The art of network modeling is less formulaic and more open to subjective judgement about the best tailored modeling strategy to apply in a given set of circumstances. Learning the art comes with experience and a keen attention to detail. Various software packages can be used to construct a network optimization model such as Coupa/Llamasoft Supply Chain Guru X or Optilogic Cosmic Frog to name a few, but the principles described below are appropriate regardless of the chosen platform.
Begin with the end in mind – When deciding how best to structure a model, the experienced modeler will begin with the end in mind. This involves clear communication with all stakeholders in the outcome of the network analysis. What are the goals of the network analysis and what questions need to be answered by the model itself? For example, a network model may be used to choose an additional distribution location. Stakeholders may also want to know which specific customers should be optimally serviced by that additional facility. Perhaps the model will need to be constrained by service level or throughput by product type among a wide variety of other possible constraints. What outputs and level detail will be needed for the results? The effective modeler will need to incorporate such considerations from the outset to ensure that the model is built with the necessary elements to satisfy desired outputs. Careful prior planning will reduce rework and ensure success.
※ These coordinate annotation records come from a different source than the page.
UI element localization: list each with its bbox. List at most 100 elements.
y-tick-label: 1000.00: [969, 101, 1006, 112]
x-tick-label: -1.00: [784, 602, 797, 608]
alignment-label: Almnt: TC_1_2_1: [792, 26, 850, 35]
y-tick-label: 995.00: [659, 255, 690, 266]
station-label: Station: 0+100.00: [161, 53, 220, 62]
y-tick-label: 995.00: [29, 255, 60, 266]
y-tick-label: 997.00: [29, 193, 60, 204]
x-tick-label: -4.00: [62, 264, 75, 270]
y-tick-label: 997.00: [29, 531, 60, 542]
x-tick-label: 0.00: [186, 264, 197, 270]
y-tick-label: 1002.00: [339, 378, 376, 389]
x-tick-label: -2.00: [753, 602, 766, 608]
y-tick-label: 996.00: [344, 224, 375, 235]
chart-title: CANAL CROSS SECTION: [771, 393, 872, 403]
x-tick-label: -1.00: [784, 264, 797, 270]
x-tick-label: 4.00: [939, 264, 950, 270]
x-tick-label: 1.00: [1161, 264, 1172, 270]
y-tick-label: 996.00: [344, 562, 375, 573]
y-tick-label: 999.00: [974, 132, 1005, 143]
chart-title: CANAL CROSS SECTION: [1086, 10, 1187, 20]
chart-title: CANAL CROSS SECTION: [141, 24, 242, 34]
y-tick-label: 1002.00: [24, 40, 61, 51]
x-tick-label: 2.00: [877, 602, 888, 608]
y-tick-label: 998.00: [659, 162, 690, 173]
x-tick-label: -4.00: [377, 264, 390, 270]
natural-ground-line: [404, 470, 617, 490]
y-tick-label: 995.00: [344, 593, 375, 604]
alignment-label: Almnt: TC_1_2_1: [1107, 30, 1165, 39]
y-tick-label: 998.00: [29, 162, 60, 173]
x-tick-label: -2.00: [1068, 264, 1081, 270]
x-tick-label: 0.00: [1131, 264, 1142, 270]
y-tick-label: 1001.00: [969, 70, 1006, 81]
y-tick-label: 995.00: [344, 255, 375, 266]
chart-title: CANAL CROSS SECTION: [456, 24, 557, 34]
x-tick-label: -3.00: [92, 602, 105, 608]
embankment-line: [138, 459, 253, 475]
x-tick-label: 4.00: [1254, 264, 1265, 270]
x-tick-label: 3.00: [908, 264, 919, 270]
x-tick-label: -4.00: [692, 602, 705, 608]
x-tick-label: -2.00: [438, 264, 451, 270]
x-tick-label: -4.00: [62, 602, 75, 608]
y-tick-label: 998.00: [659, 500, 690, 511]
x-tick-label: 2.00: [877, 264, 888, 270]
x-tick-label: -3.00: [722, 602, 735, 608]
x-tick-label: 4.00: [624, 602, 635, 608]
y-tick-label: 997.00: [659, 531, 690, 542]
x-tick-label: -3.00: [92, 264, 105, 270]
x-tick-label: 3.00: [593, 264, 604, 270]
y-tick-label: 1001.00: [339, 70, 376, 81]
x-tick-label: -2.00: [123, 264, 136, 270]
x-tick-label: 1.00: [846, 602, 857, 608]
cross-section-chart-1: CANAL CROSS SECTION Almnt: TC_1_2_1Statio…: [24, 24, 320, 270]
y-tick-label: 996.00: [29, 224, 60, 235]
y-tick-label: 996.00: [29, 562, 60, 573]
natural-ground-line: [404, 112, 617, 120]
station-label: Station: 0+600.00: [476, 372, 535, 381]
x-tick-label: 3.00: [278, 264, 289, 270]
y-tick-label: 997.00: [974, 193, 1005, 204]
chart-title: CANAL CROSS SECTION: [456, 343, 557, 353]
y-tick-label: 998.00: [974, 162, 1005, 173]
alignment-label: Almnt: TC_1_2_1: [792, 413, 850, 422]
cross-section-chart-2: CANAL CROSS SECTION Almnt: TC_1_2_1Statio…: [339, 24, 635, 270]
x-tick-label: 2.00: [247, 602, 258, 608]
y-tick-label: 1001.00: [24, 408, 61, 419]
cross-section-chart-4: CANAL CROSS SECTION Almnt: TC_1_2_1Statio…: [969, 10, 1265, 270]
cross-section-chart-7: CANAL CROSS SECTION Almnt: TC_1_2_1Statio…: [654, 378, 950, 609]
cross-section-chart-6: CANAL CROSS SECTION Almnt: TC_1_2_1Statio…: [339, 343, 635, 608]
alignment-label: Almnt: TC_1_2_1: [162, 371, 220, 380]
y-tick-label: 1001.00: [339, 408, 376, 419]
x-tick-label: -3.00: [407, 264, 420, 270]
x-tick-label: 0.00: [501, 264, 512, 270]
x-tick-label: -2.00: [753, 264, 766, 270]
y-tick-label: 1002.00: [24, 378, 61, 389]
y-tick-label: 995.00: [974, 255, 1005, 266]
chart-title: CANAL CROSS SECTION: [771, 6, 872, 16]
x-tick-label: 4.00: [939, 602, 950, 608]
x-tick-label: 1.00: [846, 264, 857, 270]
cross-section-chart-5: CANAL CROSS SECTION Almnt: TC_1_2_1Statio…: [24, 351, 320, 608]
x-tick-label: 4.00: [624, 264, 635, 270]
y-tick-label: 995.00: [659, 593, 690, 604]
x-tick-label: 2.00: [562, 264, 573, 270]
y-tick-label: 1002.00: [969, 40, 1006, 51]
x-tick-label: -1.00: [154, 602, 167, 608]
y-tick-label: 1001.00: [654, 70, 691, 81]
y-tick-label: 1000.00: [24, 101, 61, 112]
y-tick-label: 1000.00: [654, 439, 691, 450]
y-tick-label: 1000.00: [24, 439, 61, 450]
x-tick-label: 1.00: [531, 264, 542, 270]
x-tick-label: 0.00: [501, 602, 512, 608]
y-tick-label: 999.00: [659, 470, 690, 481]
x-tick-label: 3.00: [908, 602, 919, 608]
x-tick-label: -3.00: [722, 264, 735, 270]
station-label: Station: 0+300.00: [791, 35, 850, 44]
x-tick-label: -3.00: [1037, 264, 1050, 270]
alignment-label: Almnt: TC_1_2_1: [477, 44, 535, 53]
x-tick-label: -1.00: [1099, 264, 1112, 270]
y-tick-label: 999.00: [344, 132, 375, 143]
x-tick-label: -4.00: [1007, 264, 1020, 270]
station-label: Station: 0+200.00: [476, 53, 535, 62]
Effective Aggregation – Most models are not built with every individual customer and/or SKU loaded as elements. A robust model will have the right degree of aggregation, in which certain customers, items, suppliers, warehouses, transportation modes, and other such elements are grouped at some level of commonality. For example, ecommerce customers within the same 3-digit zip code can be grouped into a single model customer. In this example transportation rate differences within a 3-digit zip code would generally be insignificant and accuracy is not sacrificed by aggregation. On the contrary modelers must be careful not to aggregate too deeply and diminish necessary detail.
Flexibility – A variety of scenarios may be built to answer a range of questions. Within the modeling software there are multiple ways to manipulate the model when building scenarios. Knowing the best methods to change elements in a desired scenario without causing unintended consequences is important. Therefore, options on how to constrain the model and adjust elements are critical. For example, if the modeler wanted to run a scenario which optimized only prepaid outbound freight to customer, it would be imperative to include the freight terms in the customer groupings. Failure to do so may still provide an accurate answer in total but would not allow the flexibility to isolate certain elements and summarize results at the correct level.
Simplicity – Just as a racecar builder often wants to “add lightness,” the model should be built as simply as possible while still containing all the parts needed to answer the questions at hand. Are there opportunities to group fundamental data into a single model input rather than 2 or 3 interrelated tables? How many records could be eliminated in model element tables if the bottom 2% of demand were consolidated into “other” categories? Could a transportation mode which accounts for an insignificant amount of freight be dropped or rolled together? Such simplification may reduce runtime, eliminate possible errors, and be more easily understood by stakeholders.
Finding the Sweet Spot – All the above factors must be balanced to build a cohesive model which incorporates the right level of detail in the model elements, considers possible constraints, provides appropriately detailed outputs, and optimizes with reasonable speed all without sacrificing accuracy and overall quality of the network analysis. To effectively master the art of distribution network modeling, the modeler should strategically build a model which is robust, flexible, simple, and accurate.